\section{Methodology}
\subsection{Background}
\textbf{Diffusion Models} are a class of generative models that learn to approximate complex data distributions by iteratively transforming random noise into structured samples. They operate through a two-phase process: a \textit{forward diffusion process}, in which Gaussian noise is incrementally added to training data over a sequence of steps, and a \textit{reverse denoising process}, where a network is trained to recover the original data by gradually removing the noise. This learned denoising procedure allows the model to sample from the target distribution by reversing the noising trajectory. The forward diffusion process is modeled as a Markov chain, where Gaussian noise is added at each time step. Given an initial data sample \( x_0 \), the noised sample at time step \( t \) is computed as:\begin{equation}
q(x_t | x_{t-1}) = \mathcal{N}(x_t; \sqrt{1 - \beta_t} x_{t-1}, \beta_t I)\end{equation} where \( \beta_t \) is the noise schedule controlling the amount of noise added at each step. The final state \( x_T \) approaches a pure Gaussian noise distribution.
To train the model, we optimize: 


\begin{equation}
L_{\text{cond}} = \mathbb{E}_{x_0, t, \epsilon, c} \left[ \| \epsilon - \epsilon_\theta(x_t, t, c) \|^2 \right]
\end{equation}where \( \epsilon_\theta(x_t, t, c) \) represents the model’s prediction of the noise at time \( t \) and condition \( c \). \\ 


\input{sec/data-figure}



\subsection{ Diffusion Backbone}

We build our framework on a Diffusion Transformer leveraging its capacity for large scale data and high-fidelity generation. We first pre-train DiT-XL/2 on approximately 2 million unlabeled chest radiograph patches, enabling the model to capture the semantic structure of thoracic anatomy and generate realistic CXR patches. To specialize the model for localized nodule synthesis, we finetune it on curated nodule patches using binary masks as spatial conditioning signals. These masks define the target region for nodule placement, allowing the model at inference to synthesize nodules at desired locations through inpainting while preserving surrounding lung structures as shown in Figure \ref{fig:Diffusion baseline generation}. To further improve adherence to the conditioning masks, we apply classifier-free guidance (CFG) during inference. 
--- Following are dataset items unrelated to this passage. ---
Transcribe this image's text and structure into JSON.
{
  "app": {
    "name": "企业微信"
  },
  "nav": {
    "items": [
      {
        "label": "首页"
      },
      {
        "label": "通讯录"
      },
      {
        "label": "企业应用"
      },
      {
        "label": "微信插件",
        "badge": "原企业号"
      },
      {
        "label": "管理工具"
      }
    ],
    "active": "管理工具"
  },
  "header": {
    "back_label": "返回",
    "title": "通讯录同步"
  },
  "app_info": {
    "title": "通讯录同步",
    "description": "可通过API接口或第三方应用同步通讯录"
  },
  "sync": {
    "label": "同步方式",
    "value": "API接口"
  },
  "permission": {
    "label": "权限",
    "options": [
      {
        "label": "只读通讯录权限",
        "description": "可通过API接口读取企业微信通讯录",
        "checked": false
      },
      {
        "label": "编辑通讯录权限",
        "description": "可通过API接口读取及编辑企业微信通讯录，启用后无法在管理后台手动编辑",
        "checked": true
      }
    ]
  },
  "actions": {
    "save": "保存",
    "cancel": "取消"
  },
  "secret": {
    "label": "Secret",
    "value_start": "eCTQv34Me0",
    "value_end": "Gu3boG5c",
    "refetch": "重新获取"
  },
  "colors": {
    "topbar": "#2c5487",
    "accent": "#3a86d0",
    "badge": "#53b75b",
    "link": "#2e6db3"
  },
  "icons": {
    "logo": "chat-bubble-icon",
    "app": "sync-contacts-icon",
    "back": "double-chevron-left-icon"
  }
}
\noindent \textbf{Rationale for Separate LoRA Adapters:}
Using CFG to control multiple semantic labels simultaneously competes with mask-based conditioning and degrades boundary fidelity. Empirically, applying CFG to both masks and labels produced suboptimal results. Consequently, we adopt LoRA modules for characteristic control as they are computationally inexpensive while using CFG for mask conditioning. A comparison between CFG-based label control and our separate LoRA approach is provided in Appendix~\ref{sec:cfgvslora}.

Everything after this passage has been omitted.